Last edited Nov 2009
How to fix a dead membrane keyboard on Saitek PC-DashMiGMan thanks to Juha Laiho for assembling this information and making it available to readers of the Flight Sim Museum.
It looks like Saitek PC-Dash game controllers have had a common mode of failure, apparently due to some detail in the manufacturing process.
The failure exhibits itself as a complete non-functionality of the membrane keyboard while the tactile keys remain fully functional. Reason for the failure is thorough oxidization of the edges of connector plates in the membrane cable coming from the keyboard to the circuit board.
Opening the PC-Dash is simple enough; all screws holding the case together are readily visible: six on the bottom plate, two in the extreme top corners close to the hinge of the lid. The only "trick" here is that the top lid must be opened before the case opens.
Similarly, the circuit board (fig.2) is easily removed by opening all the screws holding it in place: three around the tactile keys, four clamping the membrane connectors, and yet another one close to the barcode reader. Here attention must be paid to screw lengths and types, as they differ from a place to another.
While it is possible to completely tear off the membrane keyboard to perform the repair, I think it would be worthwhile to try first with the membrane in place. The glue holding the membrane to the case top is rather strong, and I can imagine the membrane shearing from too strong forces (and it's hard to keep the corners of the membrane from bending to dog-ears while removing it).
So, after removing the circuit board, and placing it gently aside (while taking care not to snap the wires coming off the keyboard, and likewise paying attention to the springs in the tactile keys), you should be able to see the connector plates of the two membrane cables (one coming from the barcode reader and another from the keyboard). I frankly didn't pay attention to the condition of the barcode reader connector, but the keyboard connector was faulty: the edges of the connector plates that face the end of the membrane cable were blackened by oxidization (fig.3, left side). This reaction had been strong enough to completely disconnect the connector plates from the cable.
To correct the problem, I took a piece of "800" sand paper and started to very carefully remove the oxidized part of the connector plates.

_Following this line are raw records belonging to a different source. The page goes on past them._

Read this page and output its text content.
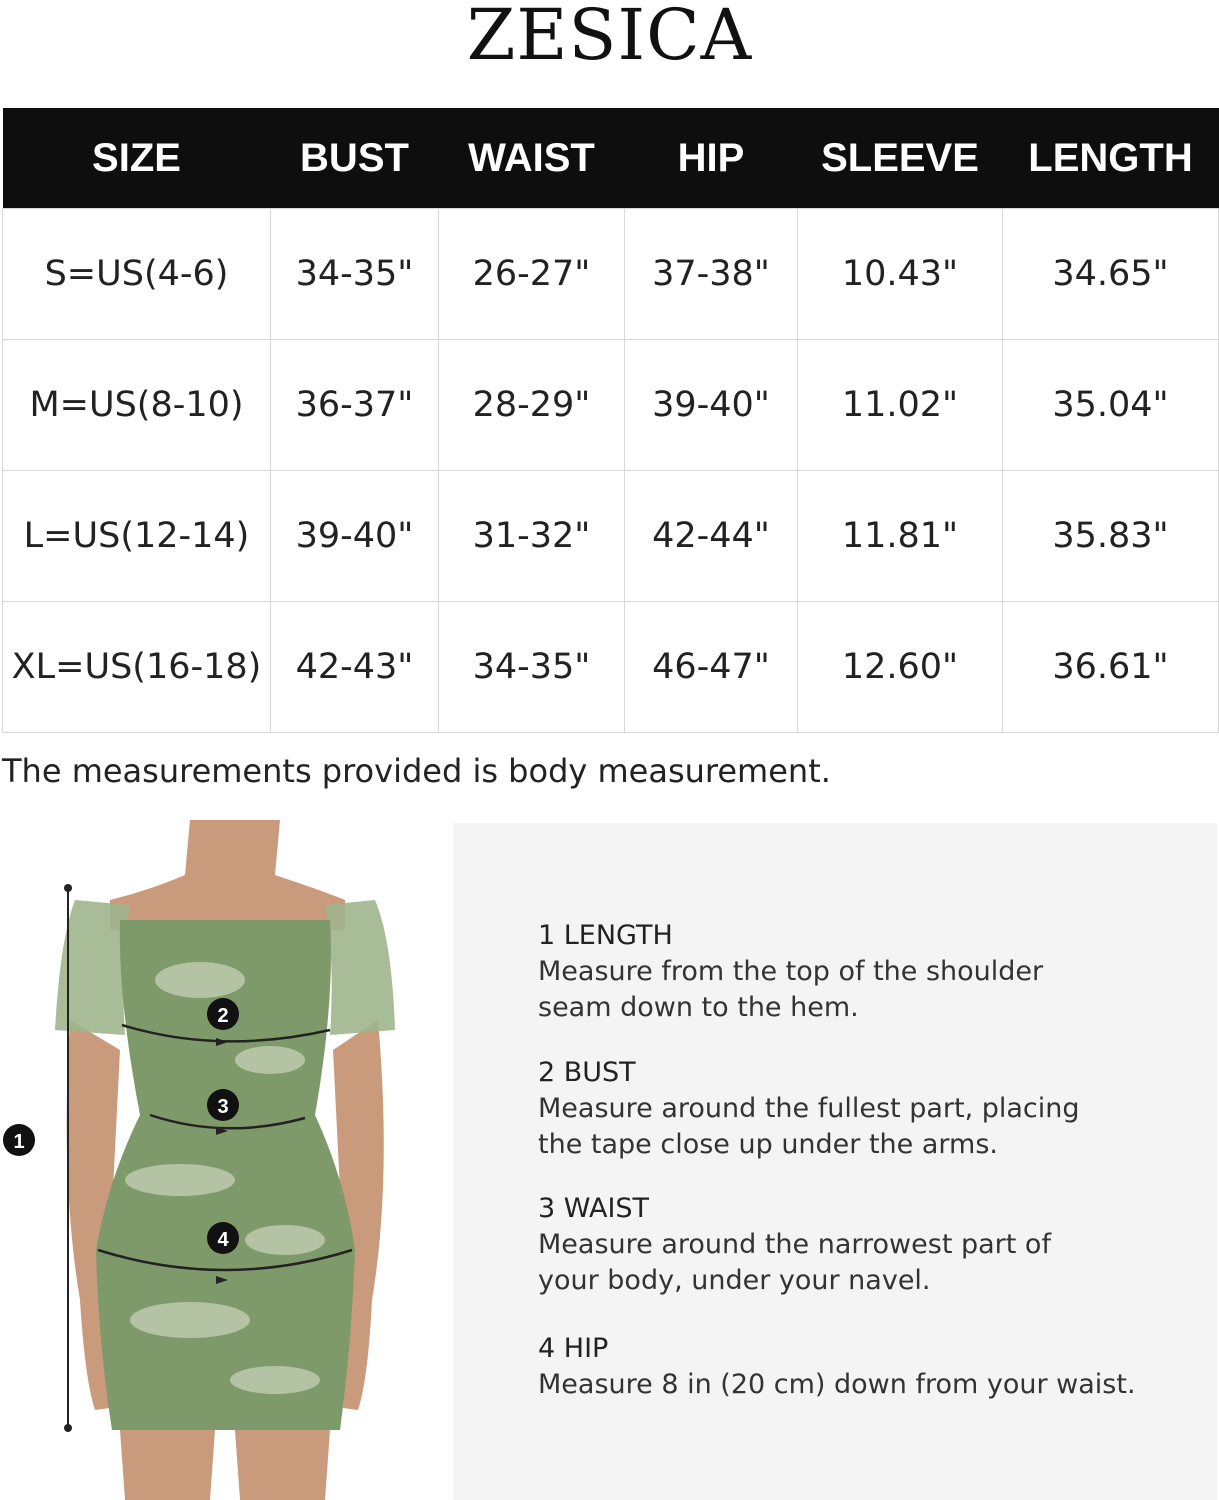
ZESICA
SIZE	BUST	WAIST	HIP	SLEEVE	LENGTH
S=US(4-6)	34-35"	26-27"	37-38"	10.43"	34.65"
M=US(8-10)	36-37"	28-29"	39-40"	11.02"	35.04"
L=US(12-14)	39-40"	31-32"	42-44"	11.81"	35.83"
XL=US(16-18)	42-43"	34-35"	46-47"	12.60"	36.61"
The measurements provided is body measurement.
1
2
3
4
1 LENGTH
Measure from the top of the shoulder
seam down to the hem.
2 BUST
Measure around the fullest part, placing
the tape close up under the arms.
3 WAIST
Measure around the narrowest part of
your body, under your navel.
4 HIP
Measure 8 in (20 cm) down from your waist.
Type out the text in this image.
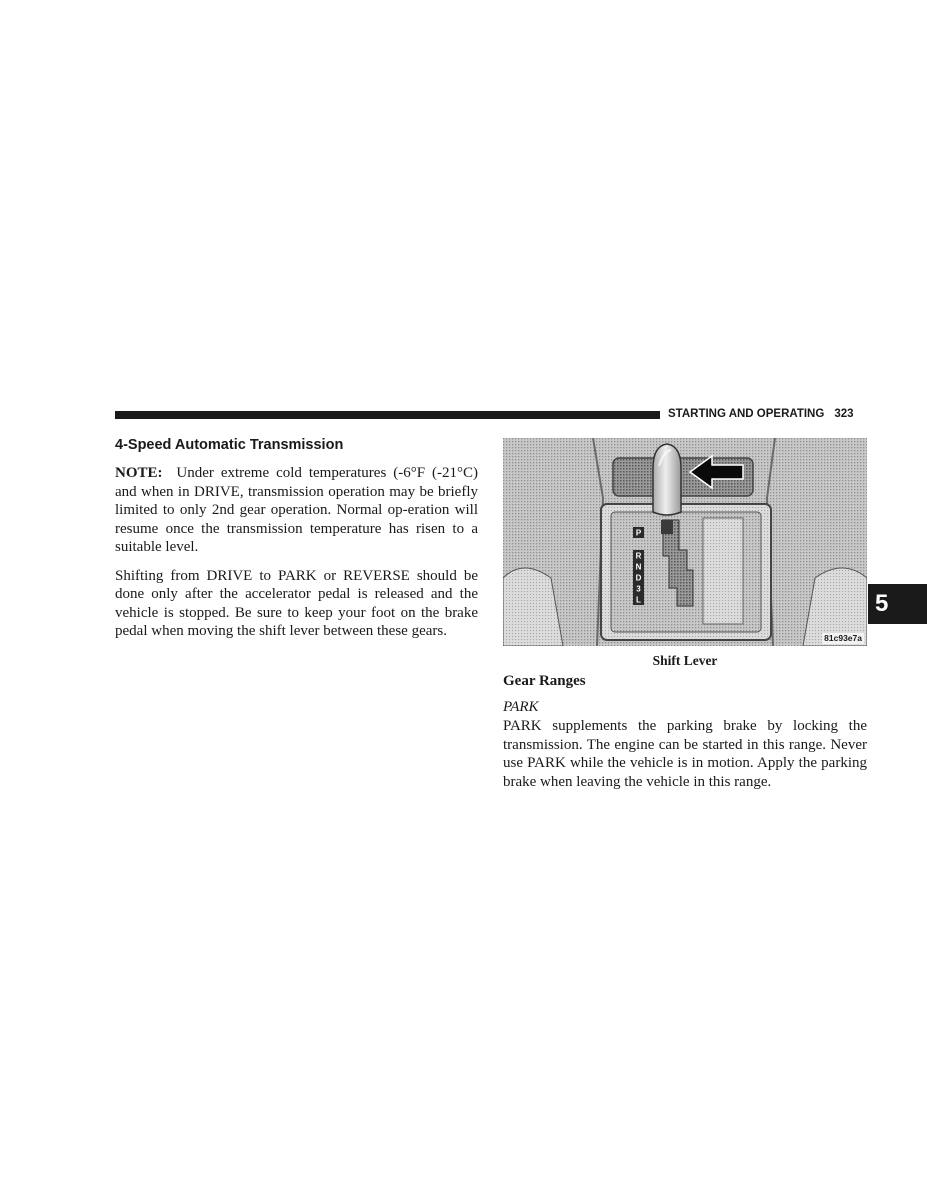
STARTING AND OPERATING 323
5
4-Speed Automatic Transmission

NOTE: Under extreme cold temperatures (-6°F (-21°C) and when in DRIVE, transmission operation may be briefly limited to only 2nd gear operation. Normal op-eration will resume once the transmission temperature has risen to a suitable level.

Shifting from DRIVE to PARK or REVERSE should be done only after the accelerator pedal is released and the vehicle is stopped. Be sure to keep your foot on the brake pedal when moving the shift lever between these gears.

P
R
N
D
3
L
81c93e7a
Shift Lever
Gear Ranges
PARK

PARK supplements the parking brake by locking the transmission. The engine can be started in this range. Never use PARK while the vehicle is in motion. Apply the parking brake when leaving the vehicle in this range.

Very light touch was the key here, as it was rather easy to also completely sand off the connector plates (fig.3, right side). It is also necessary to sand off the top laquer layer from the membrane cable, revealing the metallic connectors from within. After these preparations I made a painting mask from narrow strips of regular office tape. I then proceeded to recreate the missing connections (and connector plates) by painting with "liquid silver" (a conducting "paint" made of varnish and silver flakes), using a matchstick as my paintbrush (fig.4).
Initially I judged the quality of connections just by the shininess of the newly applied paint layer (fig.5), but a resistance measurement showed that this was not enough -- and shining a light through the cable showed many places where the light shone through the "painted" areas (fig.6).
The low silver content appeared to be caused (partly, at least) by separation of silver from the varnish. This means that the varnsh bottle needs to be shaken at rather short intervals, in order to keep the silver from separating to the bottom of the bottle.
Final measurements after repainting (fig.7) show resistances varying from a couple of ohms to approx thirty ohms, which all seem to be good enough. Evidently the currents used are low enough that these resistances do not have any significant effect.
End results: a working PC-Dash, and happiness from a completed device repair.